Meg Wheatley on Innovative Leadership
This month’s Gifted Leaders e-Newsletter features an interview with Meg Wheatley, an expert on innovative leadership, in strategy+business, issue 65, winter 2011.
Highlights from the Article
It’s getting hard to remember what it felt like to manage reflectively – to take time to think together with colleagues and to learn from experience. With our frantic pace, we’re screaming past one another (and more easily provoked and angered by each other), so we’re losing the one resource, community, that gets humans through hard times.
Community – people working together and knowing that others are there to support them – is a critically important but largely invisible resource. Every organization needs leaders who can help people regain their capacity, energy, and desire to contribute. And this is only accomplished when people work together in community, not in isolation. But community is hard to find in most organizations. Not only do many leaders deny that this capacity is important, but they’re actually destroying it through their current management approaches.
In most companies, we do not have (and probably won’t have for the foreseeable future) the money to fund the work that we have to do. Leaders have two choices. One, they can tap the invisible resource of people who become self-motivated when invited to engage together. This approach has well-documented results in higher productivity, innovation, and motivation, but it requires a shift from a fear-based approach to a belief in the capacity of most people to contribute, to be creative, and to be motivated internally. Alternatively, they can continue to slash and burn, tightening controls, and using coercive methods to enforce the cuts. This destroys capacity, yet it is the more common approach these days.
Leaders are afraid that they don’t know how to solve the problems they face. The old models of command and control – budgeting, strategy setting, forecasting, incentives, evaluations – are not effective in a changing, volatile environment. Nothing is working as it should. Too many leaders fail to realize that the old ways, their mental maps, aren’t giving them the information they need. But instead of acknowledging that, they push on more frantically, desperate to have the old ways work.
This leads to a terrible cycle, a death spiral. When human beings work from fear and panic, we lose nearly all of our best reasoning capacities. We can’t see patterns, think about the future, or make moral judgments. People in fear look for someone to blame; so leaders blame their staff, and staff blame their leaders. A climate of blame leads to self-protective behaviors. People take fewer risks; creativity and participation disappear. New rules and regulations appear, with unintended but predictable consequences: more staff disengagement, more wasted time, more chaos.

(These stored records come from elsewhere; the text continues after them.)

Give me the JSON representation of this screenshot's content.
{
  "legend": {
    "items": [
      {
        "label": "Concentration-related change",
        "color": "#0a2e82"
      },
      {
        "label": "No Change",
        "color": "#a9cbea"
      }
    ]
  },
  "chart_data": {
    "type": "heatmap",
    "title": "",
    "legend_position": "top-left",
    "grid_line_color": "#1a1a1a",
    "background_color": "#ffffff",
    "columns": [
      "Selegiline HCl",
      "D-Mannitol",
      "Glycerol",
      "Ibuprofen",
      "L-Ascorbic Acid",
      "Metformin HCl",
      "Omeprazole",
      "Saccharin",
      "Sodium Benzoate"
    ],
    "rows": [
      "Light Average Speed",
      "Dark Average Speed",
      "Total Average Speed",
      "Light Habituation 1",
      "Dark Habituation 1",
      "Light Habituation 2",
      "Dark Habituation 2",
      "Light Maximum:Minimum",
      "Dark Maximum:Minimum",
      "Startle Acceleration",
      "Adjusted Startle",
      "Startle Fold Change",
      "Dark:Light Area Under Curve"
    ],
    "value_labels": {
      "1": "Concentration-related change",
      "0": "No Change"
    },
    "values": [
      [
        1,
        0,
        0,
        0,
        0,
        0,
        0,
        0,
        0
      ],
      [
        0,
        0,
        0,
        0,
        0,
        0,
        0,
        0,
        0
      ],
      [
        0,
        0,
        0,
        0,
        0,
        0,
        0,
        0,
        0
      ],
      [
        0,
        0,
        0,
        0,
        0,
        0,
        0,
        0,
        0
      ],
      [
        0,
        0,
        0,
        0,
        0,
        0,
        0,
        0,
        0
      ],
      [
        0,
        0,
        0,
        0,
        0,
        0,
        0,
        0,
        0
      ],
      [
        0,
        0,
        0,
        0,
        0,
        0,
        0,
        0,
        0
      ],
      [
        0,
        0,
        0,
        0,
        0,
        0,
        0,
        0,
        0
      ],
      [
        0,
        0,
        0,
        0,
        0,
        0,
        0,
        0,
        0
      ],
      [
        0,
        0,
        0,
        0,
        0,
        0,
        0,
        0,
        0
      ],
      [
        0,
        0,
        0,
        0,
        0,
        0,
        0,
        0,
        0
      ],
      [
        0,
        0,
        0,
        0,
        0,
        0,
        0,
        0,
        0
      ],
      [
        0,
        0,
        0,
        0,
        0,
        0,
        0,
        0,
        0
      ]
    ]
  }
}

When you’re lost in the wilderness, the only way to survive is to admit that you’re lost – and to stop looking for signs that might confirm that you know where you are. Your old ways of doing things won’t get you out of this situation. Once you realize this, you can look clearly around you, and seek information that will help you rethink what to do. You don’t have to change the situation you’re in; you have to change your mind about it.
For any situation where the old maps are failing, you need to call together everyone who might have information that’s needed to construct a new map. This includes people at all levels of the system – anyone who plays a role that’s relevant. Especially as you face increasingly complex problems that have no easy answers, you need to be brave enough to seek out perspectives from all parts of the system. It takes a lot of courage for a leader to say, “Our problems were caused by complex interactions. I don’t know what to do, but I know we can figure it out together.”

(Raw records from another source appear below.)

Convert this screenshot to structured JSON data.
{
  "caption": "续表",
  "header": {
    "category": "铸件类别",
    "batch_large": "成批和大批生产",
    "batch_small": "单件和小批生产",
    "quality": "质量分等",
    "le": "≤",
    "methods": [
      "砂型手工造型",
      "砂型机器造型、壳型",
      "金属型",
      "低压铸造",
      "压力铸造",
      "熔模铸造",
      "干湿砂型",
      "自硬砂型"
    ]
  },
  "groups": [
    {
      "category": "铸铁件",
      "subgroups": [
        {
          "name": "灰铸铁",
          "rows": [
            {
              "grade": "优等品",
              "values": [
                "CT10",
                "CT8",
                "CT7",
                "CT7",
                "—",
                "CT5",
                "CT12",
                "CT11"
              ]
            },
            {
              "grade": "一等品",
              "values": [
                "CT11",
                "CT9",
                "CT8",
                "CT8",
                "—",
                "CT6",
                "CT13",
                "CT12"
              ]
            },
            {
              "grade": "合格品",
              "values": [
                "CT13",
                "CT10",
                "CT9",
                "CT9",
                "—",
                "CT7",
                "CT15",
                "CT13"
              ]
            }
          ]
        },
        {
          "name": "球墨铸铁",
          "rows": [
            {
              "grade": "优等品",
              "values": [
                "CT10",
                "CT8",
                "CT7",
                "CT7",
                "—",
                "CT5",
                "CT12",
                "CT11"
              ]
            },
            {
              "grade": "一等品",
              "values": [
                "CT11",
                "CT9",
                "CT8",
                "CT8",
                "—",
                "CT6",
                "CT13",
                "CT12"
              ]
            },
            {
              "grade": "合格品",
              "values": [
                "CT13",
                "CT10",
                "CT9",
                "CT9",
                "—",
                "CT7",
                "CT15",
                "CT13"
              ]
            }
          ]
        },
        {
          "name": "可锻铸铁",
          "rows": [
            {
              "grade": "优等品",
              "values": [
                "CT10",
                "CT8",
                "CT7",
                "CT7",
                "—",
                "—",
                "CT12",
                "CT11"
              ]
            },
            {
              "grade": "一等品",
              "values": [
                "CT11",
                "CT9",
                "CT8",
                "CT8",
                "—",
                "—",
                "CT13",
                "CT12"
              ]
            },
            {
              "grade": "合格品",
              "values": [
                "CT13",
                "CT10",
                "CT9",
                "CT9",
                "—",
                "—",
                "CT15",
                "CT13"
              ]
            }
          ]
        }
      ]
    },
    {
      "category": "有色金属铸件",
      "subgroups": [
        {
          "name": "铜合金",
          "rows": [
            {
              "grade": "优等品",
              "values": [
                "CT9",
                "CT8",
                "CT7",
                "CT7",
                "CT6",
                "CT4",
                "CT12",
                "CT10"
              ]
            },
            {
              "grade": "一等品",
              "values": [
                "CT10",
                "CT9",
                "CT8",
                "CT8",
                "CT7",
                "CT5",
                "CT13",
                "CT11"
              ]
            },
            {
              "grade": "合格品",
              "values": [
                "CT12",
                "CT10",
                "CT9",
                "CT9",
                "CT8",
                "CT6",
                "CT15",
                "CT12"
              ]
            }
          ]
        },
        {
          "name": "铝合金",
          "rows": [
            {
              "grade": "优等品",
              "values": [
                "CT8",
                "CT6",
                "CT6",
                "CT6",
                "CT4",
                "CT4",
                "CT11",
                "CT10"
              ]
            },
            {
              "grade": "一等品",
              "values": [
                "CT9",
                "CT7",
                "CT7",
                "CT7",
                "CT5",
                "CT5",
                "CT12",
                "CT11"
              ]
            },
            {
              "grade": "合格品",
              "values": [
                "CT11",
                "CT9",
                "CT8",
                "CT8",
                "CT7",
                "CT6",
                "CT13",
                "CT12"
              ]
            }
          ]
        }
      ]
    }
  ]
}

Most of us know from our own experience what kind of leadership works best. When people of many ages, in many cultures, were asked to talk about a leader they were happy to follow and what made that leader memorable several factors, such as integrity, a sense of humor, and a clear direction and vision, often come up. But the most common characteristic of good, memorable leaders is that they create the conditions for people to be encouraged, challenged, and supported, to become stronger and more capable as they do their work. The descriptions are always the same: “The leader thought about me and trusted me (just as I trusted him or her). He or she believed that I was capable and supported and encouraged me to stretch and excel; the leader was not focused on making himself or herself look good.”
There’s only one type of leadership that people respond to positively. If we want people to contribute; if we want them to get smarter as they solve each problem or go through each crisis; if we want to develop our organizations to be responsive, smart, and enduring, then we have to change the way we lead. We cannot continue to lead from fear and control. People will step up to today’s challenges only if they are led with encouragement and support, and trusted to contribute.
Read the article here.
The Gifted Perspective
We agree with Meg Wheatley’s assertion that we are at a turning point with respect to leadership. “Either we continue to descend into incompetence and failing solutions or we realize where we are and see new ways of thinking and acting,” she says.
We often see leaders trying to do more of what doesn’t work hoping that things will change. Why is this?! We need a radical shift in our leadership paradigm: away from the various forms of paternalistic and heroic leadership that are so familiar to us. We need Gifted Leadership.
Gifted Leadership means becoming the kind of leader whose first responsibility is not to command others, but to ensure that they feel invited and welcome so they can participate in making something happen that none of them could do alone. And it also involves becoming adept in productive conversational processes that include all relevant stakeholders in figuring out problems and solutions.